Tryptophan converts to 5-HTP, which then converts to the neurotransmitter serotonin. That serotonin then converts melatonin, the hormone that helps regulate your sleep-wake cycles.

Supplementation with 5-HTP is thought to boost serotonin levels. But taking too much can cause severe side effects, including a potentially life-threatening condition called serotonin syndrome.

Find it in food: 5-HTP isn’t found in food, but tryptophan is. Good sources are turkey, chicken, milk, oats, canned tuna, and cheddar cheese.


DHEA helps produce testosterone and estrogen, hormones that are both tied to mood. You produce the hormone in your adrenal glands (and men in the testes, too).

DHEA levels decline with age, so supplementation may be able to improve depressive symptoms, as well as other conditions that occur as sex hormones skip out.

Heads-up: If you’re a competitive athlete, avoid this one. DHEA is listed on the World Anti-Doping Agency Prohibited List because it mimics the effects of anabolic steroids.

DHEA supplements in capsule or other forms are available, but DHEA isn’t found in food.

What to Know Before Taking Dietary Supplements for Depression

Some supplements may interfere with other medications, so always keep your physician in the loop about your supplement use.

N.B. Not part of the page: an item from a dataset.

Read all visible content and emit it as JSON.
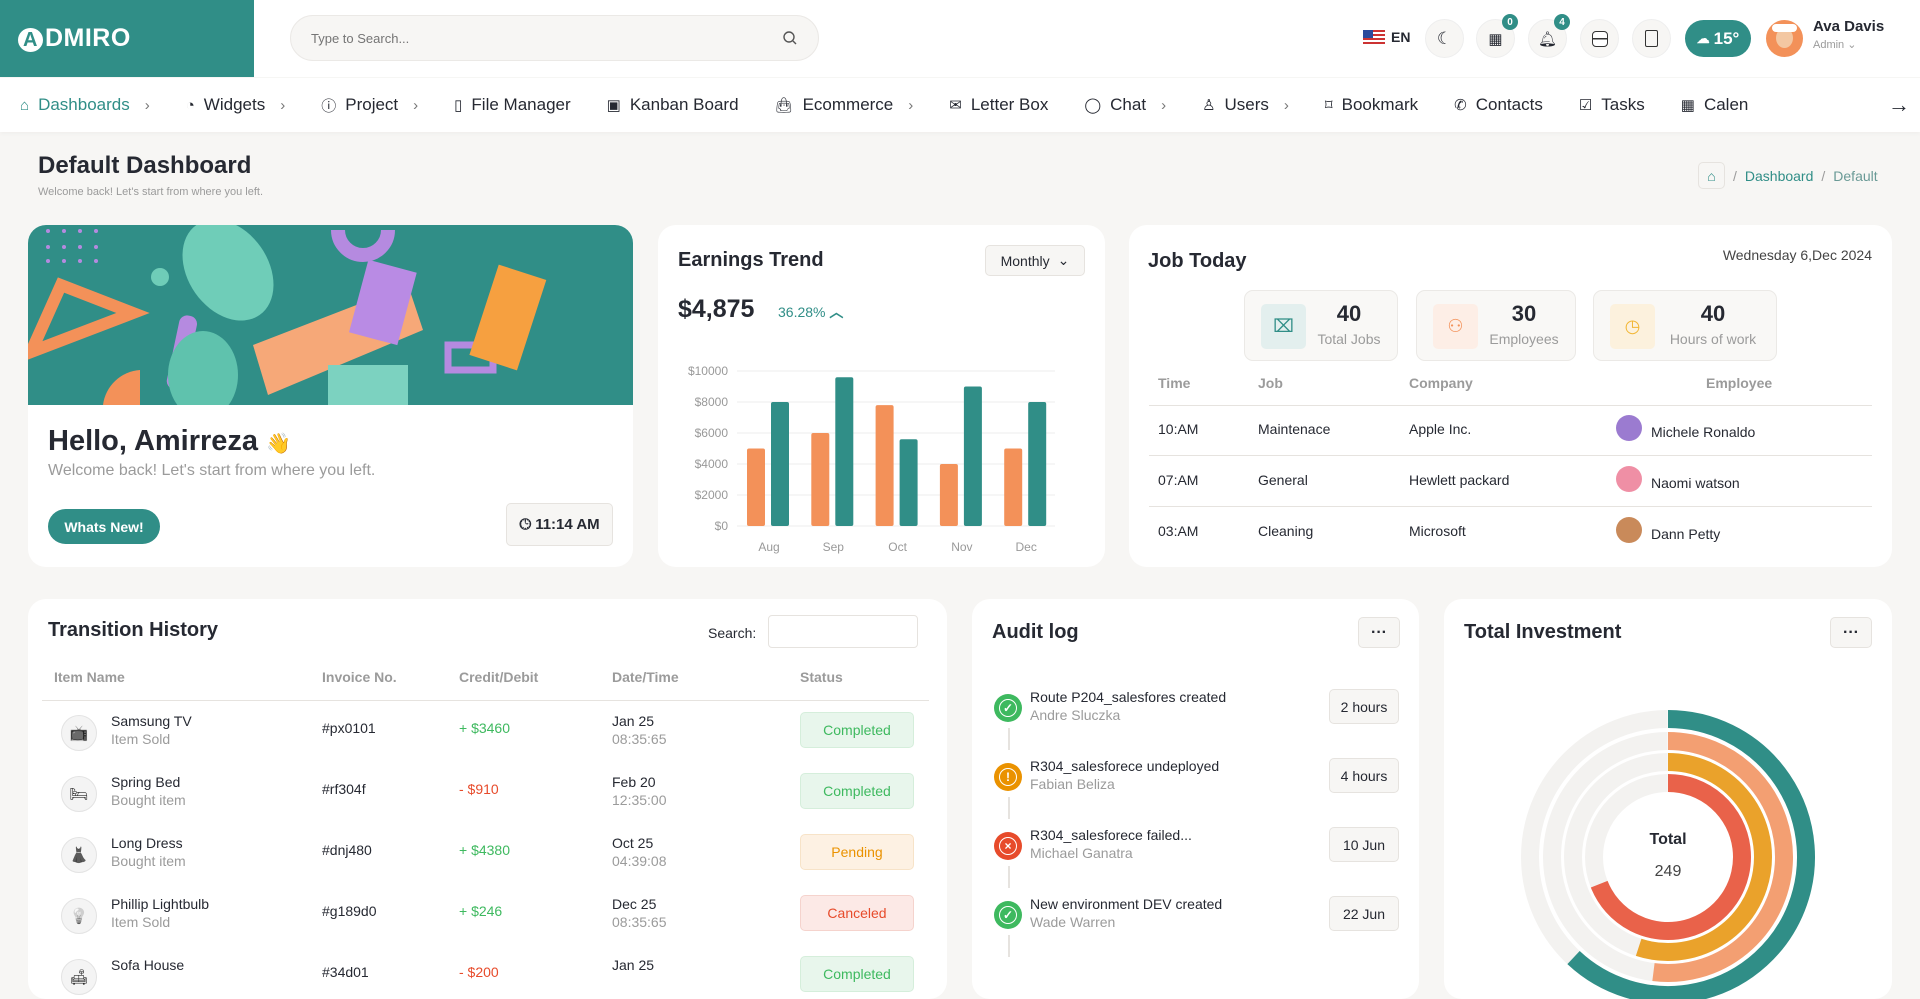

If you’re feeling any symptoms of depression (feelings of emptiness, low mood, lack of interest in things you once thought fun, lethargy, irritability, and even weight loss, according to the National Institute of Mental Health), consult your doctor.

If you or a loved one are considering suicide or need immediate mental health help, contact the national 988 Suicide & Criss Lifeline by calling or texting 988. Counselors are on hand 24/7 to help.